As is apparent from Table 1, the resin compositions for optical materials of the respective examples showed excellent results in any evaluation of dispersibility and viscosity. On the other hand, in the resin compositions of Comparative Examples 1 and 2, the evaluation of the dispersibility was poor, and the resin compositions of Comparative Examples 1 to 4 had an increased viscosity, so that it was difficult to uniformly mix and the cured product could not be formed.

Further, the cured product obtained from the resin composition for an optical material of each of the examples exhibited excellent results in any evaluation of appearance, refractive index, Abbe number, haze and yellowing degree.

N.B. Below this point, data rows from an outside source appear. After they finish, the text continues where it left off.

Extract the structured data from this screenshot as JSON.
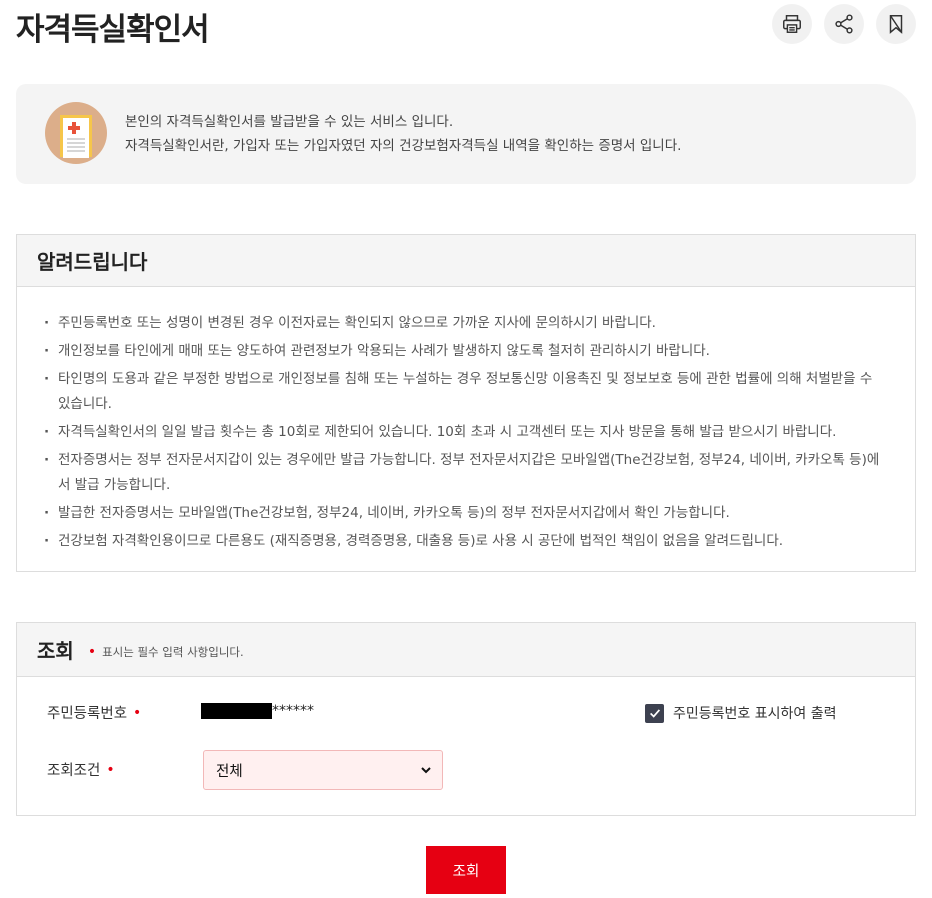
{
  "header": {
    "title": "자격득실확인서",
    "actions": [
      {
        "name": "print",
        "icon": "printer-icon"
      },
      {
        "name": "share",
        "icon": "share-icon"
      },
      {
        "name": "bookmark",
        "icon": "bookmark-icon"
      }
    ]
  },
  "intro": {
    "icon": "document-icon",
    "line1": "본인의 자격득실확인서를 발급받을 수 있는 서비스 입니다.",
    "line2": "자격득실확인서란, 가입자 또는 가입자였던 자의 건강보험자격득실 내역을 확인하는 증명서 입니다."
  },
  "notice": {
    "title": "알려드립니다",
    "items": [
      "주민등록번호 또는 성명이 변경된 경우 이전자료는 확인되지 않으므로 가까운 지사에 문의하시기 바랍니다.",
      "개인정보를 타인에게 매매 또는 양도하여 관련정보가 악용되는 사례가 발생하지 않도록 철저히 관리하시기 바랍니다.",
      "타인명의 도용과 같은 부정한 방법으로 개인정보를 침해 또는 누설하는 경우 정보통신망 이용촉진 및 정보보호 등에 관한 법률에 의해 처벌받을 수 있습니다.",
      "자격득실확인서의 일일 발급 횟수는 총 10회로 제한되어 있습니다. 10회 초과 시 고객센터 또는 지사 방문을 통해 발급 받으시기 바랍니다.",
      "전자증명서는 정부 전자문서지갑이 있는 경우에만 발급 가능합니다. 정부 전자문서지갑은 모바일앱(The건강보험, 정부24, 네이버, 카카오톡 등)에서 발급 가능합니다.",
      "발급한 전자증명서는 모바일앱(The건강보험, 정부24, 네이버, 카카오톡 등)의 정부 전자문서지갑에서 확인 가능합니다.",
      "건강보험 자격확인용이므로 다른용도 (재직증명용, 경력증명용, 대출용 등)로 사용 시 공단에 법적인 책임이 없음을 알려드립니다."
    ]
  },
  "query": {
    "title": "조회",
    "required_note": "표시는 필수 입력 사항입니다.",
    "rrn_label": "주민등록번호",
    "rrn_suffix": "******",
    "print_rrn_label": "주민등록번호 표시하여 출력",
    "print_rrn_checked": true,
    "condition_label": "조회조건",
    "condition_value": "전체",
    "submit_label": "조회"
  },
  "colors": {
    "accent": "#e60012",
    "checkbox": "#3d4150",
    "panel_bg": "#f5f5f5"
  }
}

[Industrial use possibility]

In the resin composition for an optical material of the present invention, although the amount of the zirconia particles and the organic cerium compound is large, the resin composition is low in viscosity, and the yellowing of the obtained cured resin can be suppressed, and transparency can be formed. Sex and A high refractive index resin excellent in heat resistance. Therefore, it can be used in the field of manufacturing of optical machines and the like. The present invention has been described in detail with reference to the preferred embodiments of the invention.

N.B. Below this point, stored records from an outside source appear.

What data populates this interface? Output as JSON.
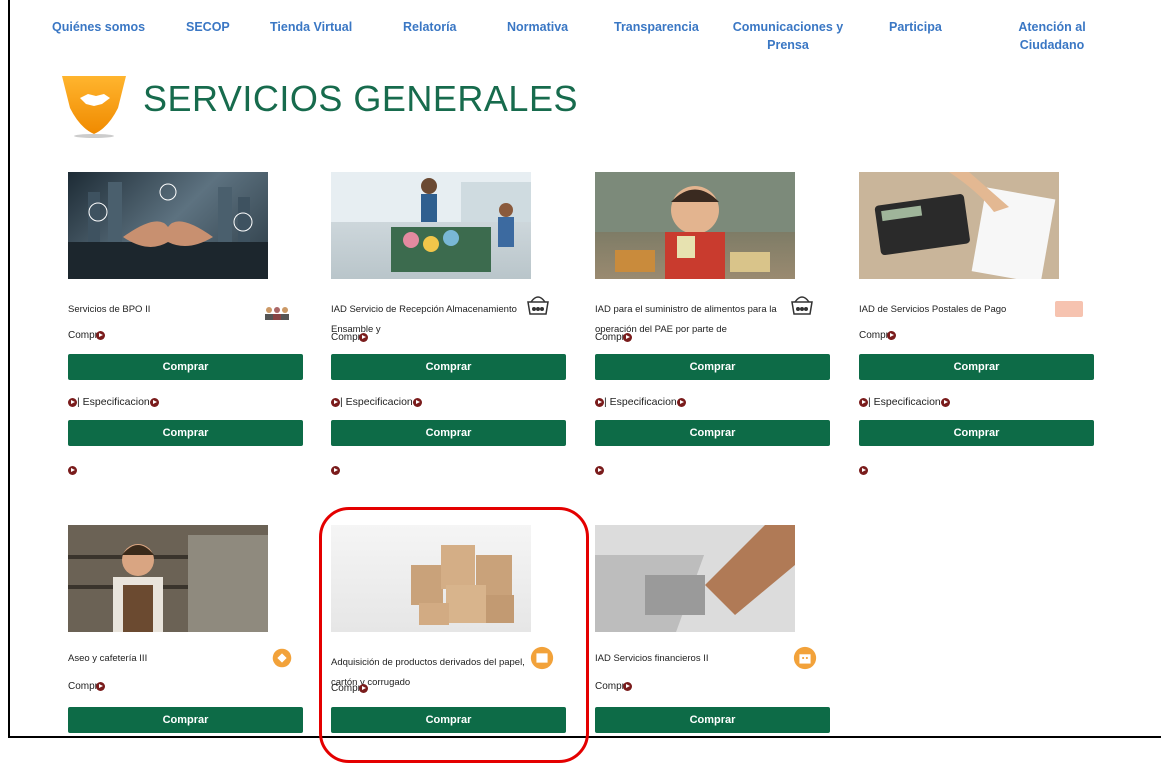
{
  "nav": [
    {
      "label": "Quiénes somos"
    },
    {
      "label": "SECOP"
    },
    {
      "label": "Tienda Virtual"
    },
    {
      "label": "Relatoría"
    },
    {
      "label": "Normativa"
    },
    {
      "label": "Transparencia"
    },
    {
      "label": "Comunicaciones y Prensa"
    },
    {
      "label": "Participa"
    },
    {
      "label": "Atención al Ciudadano"
    }
  ],
  "section_title": "SERVICIOS GENERALES",
  "cards": [
    {
      "title": "Servicios de BPO II",
      "comp": "Compr",
      "buy1": "Comprar",
      "spec": "| Especificacion",
      "buy2": "Comprar",
      "icon": "people-icon"
    },
    {
      "title": "IAD Servicio de Recepción Almacenamiento Ensamble y",
      "comp": "Compr",
      "buy1": "Comprar",
      "spec": "| Especificacion",
      "buy2": "Comprar",
      "icon": "food-icon"
    },
    {
      "title": "IAD para el suministro de alimentos para la operación del PAE por parte de",
      "comp": "Compr",
      "buy1": "Comprar",
      "spec": "| Especificacion",
      "buy2": "Comprar",
      "icon": "food-icon"
    },
    {
      "title": "IAD de Servicios Postales de Pago",
      "comp": "Compr",
      "buy1": "Comprar",
      "spec": "| Especificacion",
      "buy2": "Comprar",
      "icon": "postal-icon"
    },
    {
      "title": "Aseo y cafetería III",
      "comp": "Compr",
      "buy1": "Comprar",
      "icon": "cleaning-icon"
    },
    {
      "title": "Adquisición de productos derivados del papel, cartón y corrugado",
      "comp": "Compr",
      "buy1": "Comprar",
      "icon": "box-icon"
    },
    {
      "title": "IAD Servicios financieros II",
      "comp": "Compr",
      "buy1": "Comprar",
      "icon": "bank-icon"
    }
  ]
}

The present application is based on Japanese Patent Application No. 2011-257960, filed on Jan.

Claims (4)

A resin composition for an optical material, comprising: a zirconia particle having an average particle diameter of 1 to 30 nm, a dispersing agent composed of a compound represented by the following formula (1), an organic cerium compound, and a polymerizable property a compound of a saturated group; Wherein R of the formula (1) is an alkyl group and/or an alkenyl group having a branched chain and having a carbon number of 3 to 24, AO is an oxyalkylene group having a carbon number of 1 to 4, and n is an average addition of an alkylene oxide. The molar number is a value in the range of 3 to 30, and X is a linking group composed of a carbon atom, a hydrogen atom, and/or an oxygen atom. The resin composition for an optical material according to claim 1, wherein, in the dispersant, X in the above formula (1) is an alkylene group having 1 to 15 carbon atoms. The resin composition for an optical material according to claim 1, wherein, in the dispersant, X in the above formula (1) is a linking group represented by the following formula (2): Wherein Y of the formula (2) is any one selected from the group consisting of an alkylene group having 1 to 15 carbon atoms, a vinyl group, a phenylene group, and a phenyl group having a carboxyl group. The resin for optical materials according to any one of claims 1 to 3 In the composition, when the resin composition for an optical material is 100% by weight, the amount of the zirconia particles blended is 0.5 to 80% by weight.